Les trahisons du Christianisme

L’une de ces questions sans réponse semble être celle que pose le Christianisme, aussi bien sous sa forme ro­maine que sous celle qui est jugée « hérétique ». Pendant les premiers siècles de notre ère, le Christianisme a sur­tout été vécu dans le quotidien, ce qui explique d’ailleurs pourquoi il a supplanté partout les anciennes religions. Mais c’est aussi parce qu’il les intégrait. L’exemple de l’Irlande, jamais soumise à une quelconque autorité romaine, et passant sans trop de heurts du druidisme au christianisme, est assez éloquent : il s’en est suivi l’apparition d’un Christianisme celtique, très marqué par l’ancien druidisme comme le prouve l’expérience péla­gienne, et qui s’est trouvé très vite en butte à l’oppo­sition acharnée des tenants de l’ordre romain.

Car la première trahison du Christianisme se trouve là : par souci d’universalisme, ce qui était louable en soi et conforme à l’esprit évangélique, on a voulu imposer à l’ensemble des Chrétiens un modèle unique, qui n’était pas universel mais romain. Car le Christianisme est de­venu la religion officielle de l’Empire romain. De ce fait, il a intégré toute l’idéologie romaine. De plus, aumoment de la disparition politique de cet empire, le Christianisme, dont les structures temporelles étaient calquées sur celles de l’Empire, est demeuré la seule autorité spirituelle et morale pouvant encore se faire entendre et se faire obéir. On conçoit facilement comment ce christianisme est devenu une véritable puissance socio-politique au détriment de la tradition culturelle et spi­rituelle qu’il était sensé répandre à toutes les nations.

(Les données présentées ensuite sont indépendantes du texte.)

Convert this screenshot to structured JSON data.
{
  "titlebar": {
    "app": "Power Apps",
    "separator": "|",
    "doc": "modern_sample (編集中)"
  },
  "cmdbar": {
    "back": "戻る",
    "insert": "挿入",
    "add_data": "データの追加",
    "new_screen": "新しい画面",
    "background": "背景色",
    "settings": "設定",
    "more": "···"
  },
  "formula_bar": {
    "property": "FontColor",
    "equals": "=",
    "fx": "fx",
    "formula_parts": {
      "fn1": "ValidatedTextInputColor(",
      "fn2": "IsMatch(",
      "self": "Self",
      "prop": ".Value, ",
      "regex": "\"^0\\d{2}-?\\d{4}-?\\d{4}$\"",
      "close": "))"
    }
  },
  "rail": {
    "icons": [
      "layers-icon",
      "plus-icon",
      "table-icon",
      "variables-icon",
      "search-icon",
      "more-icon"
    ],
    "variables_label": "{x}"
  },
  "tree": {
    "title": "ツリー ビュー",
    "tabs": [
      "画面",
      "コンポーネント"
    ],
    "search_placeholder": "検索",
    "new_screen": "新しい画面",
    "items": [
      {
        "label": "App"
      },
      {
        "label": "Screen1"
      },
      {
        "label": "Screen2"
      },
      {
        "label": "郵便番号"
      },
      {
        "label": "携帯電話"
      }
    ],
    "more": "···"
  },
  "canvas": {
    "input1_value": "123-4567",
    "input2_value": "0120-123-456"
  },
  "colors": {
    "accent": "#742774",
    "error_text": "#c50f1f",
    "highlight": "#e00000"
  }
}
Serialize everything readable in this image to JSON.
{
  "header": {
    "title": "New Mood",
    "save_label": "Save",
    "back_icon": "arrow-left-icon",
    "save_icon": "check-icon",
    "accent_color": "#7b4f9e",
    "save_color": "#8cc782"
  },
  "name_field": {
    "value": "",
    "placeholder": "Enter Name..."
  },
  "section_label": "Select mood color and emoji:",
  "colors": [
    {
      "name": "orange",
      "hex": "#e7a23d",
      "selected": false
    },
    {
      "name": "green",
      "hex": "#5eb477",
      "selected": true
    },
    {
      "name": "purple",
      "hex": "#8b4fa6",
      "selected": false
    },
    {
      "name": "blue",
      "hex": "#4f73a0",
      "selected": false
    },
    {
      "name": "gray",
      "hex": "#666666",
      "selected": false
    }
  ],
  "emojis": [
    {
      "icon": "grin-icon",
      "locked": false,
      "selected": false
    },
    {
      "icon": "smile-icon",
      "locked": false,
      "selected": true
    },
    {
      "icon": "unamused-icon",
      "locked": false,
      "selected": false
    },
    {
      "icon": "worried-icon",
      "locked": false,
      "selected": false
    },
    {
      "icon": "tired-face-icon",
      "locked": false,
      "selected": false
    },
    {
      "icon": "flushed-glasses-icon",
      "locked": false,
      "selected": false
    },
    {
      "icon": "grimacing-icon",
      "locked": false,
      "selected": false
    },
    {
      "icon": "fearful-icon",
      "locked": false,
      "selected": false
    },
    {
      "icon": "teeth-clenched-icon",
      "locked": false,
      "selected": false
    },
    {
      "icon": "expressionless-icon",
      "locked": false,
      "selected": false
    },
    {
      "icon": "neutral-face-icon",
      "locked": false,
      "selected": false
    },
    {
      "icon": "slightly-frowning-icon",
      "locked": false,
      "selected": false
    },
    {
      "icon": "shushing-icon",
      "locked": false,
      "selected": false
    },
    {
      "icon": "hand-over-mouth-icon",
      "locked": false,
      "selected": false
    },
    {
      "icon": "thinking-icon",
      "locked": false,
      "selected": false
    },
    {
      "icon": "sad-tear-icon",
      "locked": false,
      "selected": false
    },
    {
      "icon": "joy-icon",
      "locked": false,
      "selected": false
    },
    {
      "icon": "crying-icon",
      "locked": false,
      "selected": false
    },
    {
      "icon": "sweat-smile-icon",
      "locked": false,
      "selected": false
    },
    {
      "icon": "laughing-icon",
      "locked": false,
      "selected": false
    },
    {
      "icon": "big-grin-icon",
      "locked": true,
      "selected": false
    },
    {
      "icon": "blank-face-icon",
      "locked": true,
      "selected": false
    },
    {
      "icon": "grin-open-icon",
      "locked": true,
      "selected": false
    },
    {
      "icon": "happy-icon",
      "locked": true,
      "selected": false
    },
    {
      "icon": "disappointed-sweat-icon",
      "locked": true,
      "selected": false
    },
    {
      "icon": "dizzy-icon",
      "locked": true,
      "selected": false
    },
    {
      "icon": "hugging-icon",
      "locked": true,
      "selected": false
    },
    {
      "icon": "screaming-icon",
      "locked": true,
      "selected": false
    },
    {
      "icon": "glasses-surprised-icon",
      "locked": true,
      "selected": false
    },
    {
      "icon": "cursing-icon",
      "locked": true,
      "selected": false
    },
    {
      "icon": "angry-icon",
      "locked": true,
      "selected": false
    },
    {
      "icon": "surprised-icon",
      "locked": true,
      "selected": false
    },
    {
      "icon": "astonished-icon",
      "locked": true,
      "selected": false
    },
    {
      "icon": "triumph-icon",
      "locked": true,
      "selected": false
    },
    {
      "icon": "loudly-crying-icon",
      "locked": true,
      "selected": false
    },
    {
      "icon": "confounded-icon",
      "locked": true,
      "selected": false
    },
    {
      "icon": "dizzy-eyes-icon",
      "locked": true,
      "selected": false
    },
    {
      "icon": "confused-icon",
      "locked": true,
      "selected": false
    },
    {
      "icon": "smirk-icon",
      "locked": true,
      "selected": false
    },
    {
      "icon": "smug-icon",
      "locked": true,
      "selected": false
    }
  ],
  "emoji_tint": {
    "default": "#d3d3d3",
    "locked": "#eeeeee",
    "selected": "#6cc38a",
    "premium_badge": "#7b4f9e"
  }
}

Au contraire ; il est devenu hyper-nationaliste, réduisant à néant toutes les tentatives d’interprétations diverses, niant tout droit à la différence, faisant fi de toutes les composantes culturelles qui avaient assuré sa rapide propagation. La Vérité, une et indivisible venait de Rome. Les bûchers et les prisons de l’Inquisition, un peu plus tard, allaient être le couronnement de cette entreprise hégémoniste.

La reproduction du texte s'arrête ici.